Il y a ceux qui ne militent pas du tout.
Est‑il contre‑révolutionnaire de se demander un jour pourquoi on milite ? Est‑il révolutionnaire de se demander un soir si on n’a rien de mieux à faire ?
Parce qu’il y a eu Mai et qu’on ne peut pas l’oublier, sauf à jouer les détachés. Si on pouvait recommencer, ou alors se faire ça pour nous tous seuls, entre copains.
On cherche, on continue, comme avant, ou on s’en va. Si on pouvait recommencer, comment ?

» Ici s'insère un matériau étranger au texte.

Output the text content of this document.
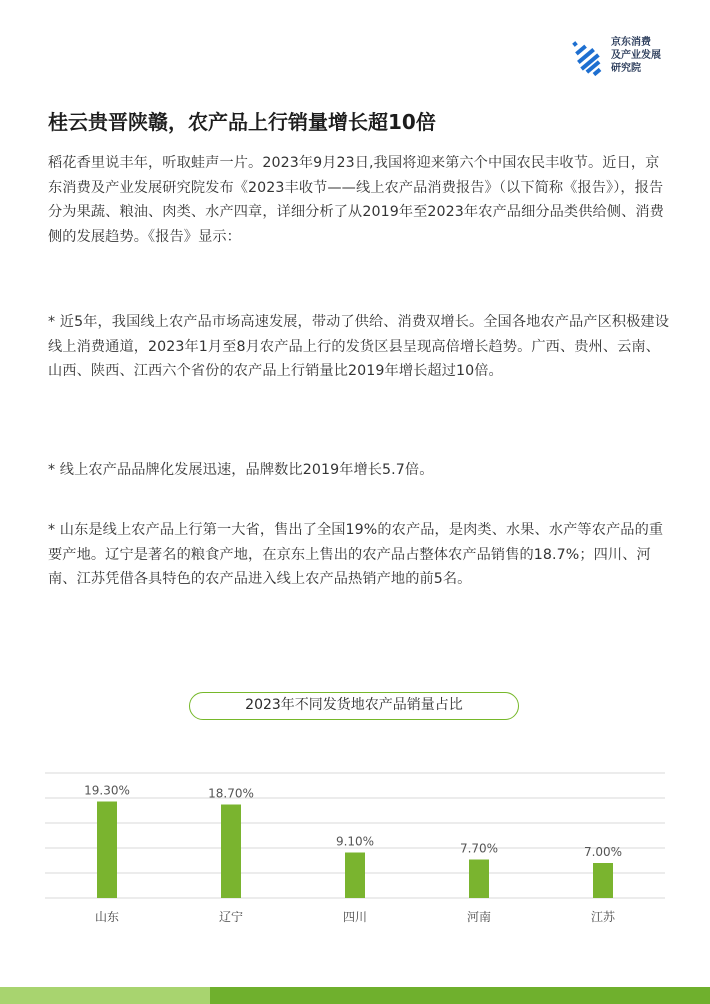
京东消费
及产业发展
研究院
桂云贵晋陕赣，农产品上行销量增长超10倍

稻花香里说丰年，听取蛙声一片。2023年9月23日,我国将迎来第六个中国农民丰收节。近日，京东消费及产业发展研究院发布《2023丰收节——线上农产品消费报告》（以下简称《报告》），报告分为果蔬、粮油、肉类、水产四章，详细分析了从2019年至2023年农产品细分品类供给侧、消费侧的发展趋势。《报告》显示：

* 近5年，我国线上农产品市场高速发展，带动了供给、消费双增长。全国各地农产品产区积极建设线上消费通道，2023年1月至8月农产品上行的发货区县呈现高倍增长趋势。广西、贵州、云南、山西、陕西、江西六个省份的农产品上行销量比2019年增长超过10倍。

* 线上农产品品牌化发展迅速，品牌数比2019年增长5.7倍。

* 山东是线上农产品上行第一大省，售出了全国19%的农产品，是肉类、水果、水产等农产品的重要产地。辽宁是著名的粮食产地，在京东上售出的农产品占整体农产品销售的18.7%；四川、河南、江苏凭借各具特色的农产品进入线上农产品热销产地的前5名。

2023年不同发货地农产品销量占比
19.30%
山东
18.70%
辽宁
9.10%
四川
7.70%
河南
7.00%
江苏
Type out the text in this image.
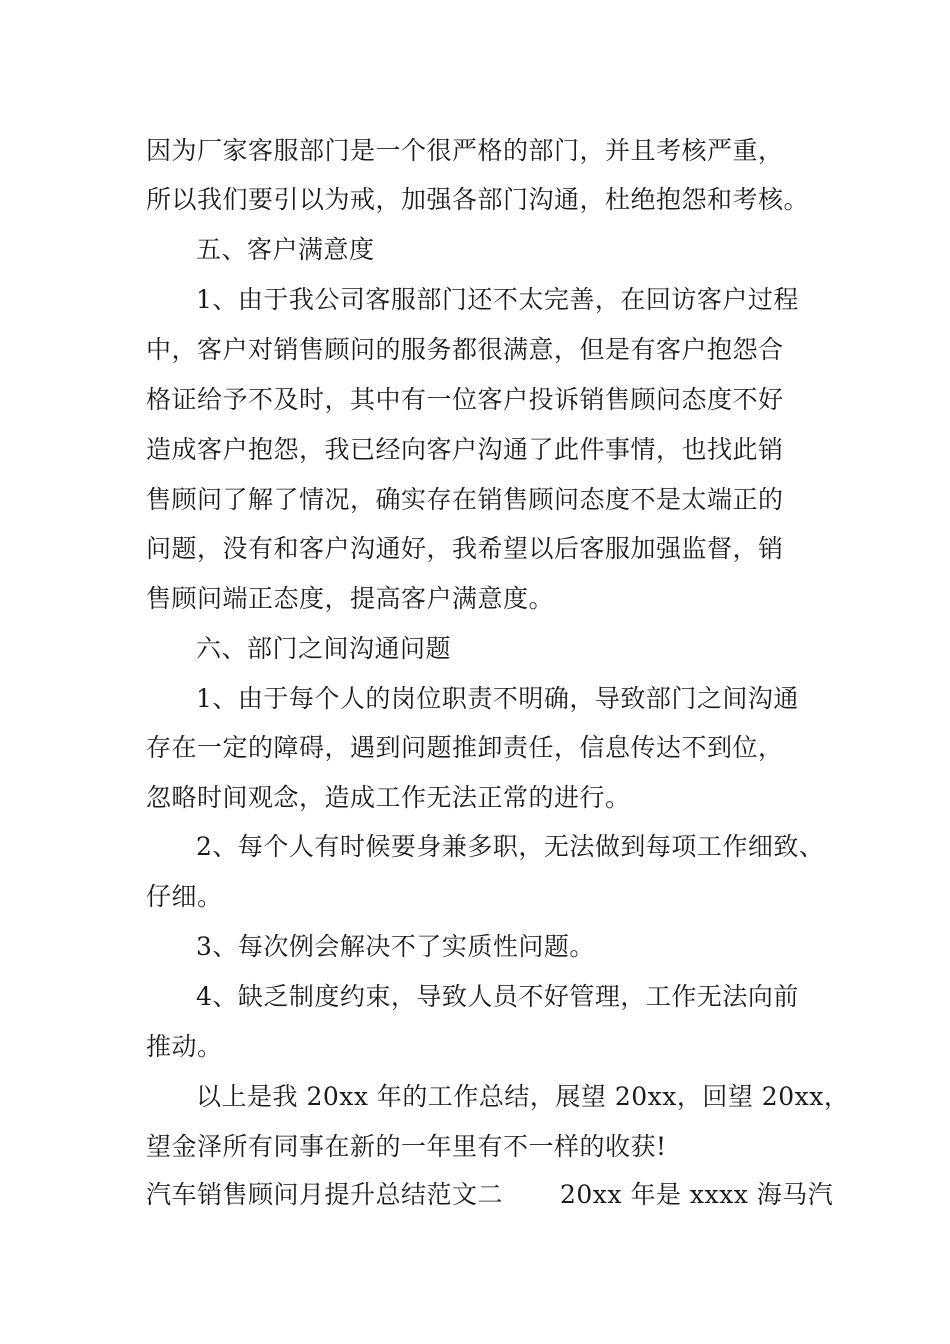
因为厂家客服部门是一个很严格的部门，并且考核严重，
所以我们要引以为戒，加强各部门沟通，杜绝抱怨和考核。
五、客户满意度
1、由于我公司客服部门还不太完善，在回访客户过程
中，客户对销售顾问的服务都很满意，但是有客户抱怨合
格证给予不及时，其中有一位客户投诉销售顾问态度不好
造成客户抱怨，我已经向客户沟通了此件事情，也找此销
售顾问了解了情况，确实存在销售顾问态度不是太端正的
问题，没有和客户沟通好，我希望以后客服加强监督，销
售顾问端正态度，提高客户满意度。
六、部门之间沟通问题
1、由于每个人的岗位职责不明确，导致部门之间沟通
存在一定的障碍，遇到问题推卸责任，信息传达不到位，
忽略时间观念，造成工作无法正常的进行。
2、每个人有时候要身兼多职，无法做到每项工作细致、
仔细。
3、每次例会解决不了实质性问题。
4、缺乏制度约束，导致人员不好管理，工作无法向前
推动。
以上是我 20xx 年的工作总结，展望 20xx，回望 20xx，
望金泽所有同事在新的一年里有不一样的收获!
汽车销售顾问月提升总结范文二 20xx 年是 xxxx 海马汽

Parfois, il y a l’anarchie, parfois même dix ans d’anarchie derrière soi, parfois une jeunesse ou presque une vie. On continue ? On pourrait peut‑être recommencer. Ou s’arrêter pour recommencer.
En ce moment il y a le mouvement gauchiste plein de têtes qui cogitent. Dedans il y a le mouvement anarchiste, avec tous les autres et contre aussi. Mais nous sommes tous aliénés, alors le mouvement aussi est aliéné et en plus nous subissons l’aliénation du mouvement, non seulement du mouvement mais de l’Idée aussi ; il faudrait la mettre entre parenthèses pour pouvoir penser un peu. Ce serait réconfortant de voir un « mao » balancer le petit livre rouge, s’asseoir et penser, un trotskyste balancer « la Révolution permanente », s’asseoir et penser.
On peut peut‑être balancer Bakounine, s’asseoir et penser. Parce qu’au bout d’un moment, c’est comme la publicité, obsédant. Mais pour cela, il ne faut surtout pas prendre « le Capital » de l’autre main, sinon c’est foutu.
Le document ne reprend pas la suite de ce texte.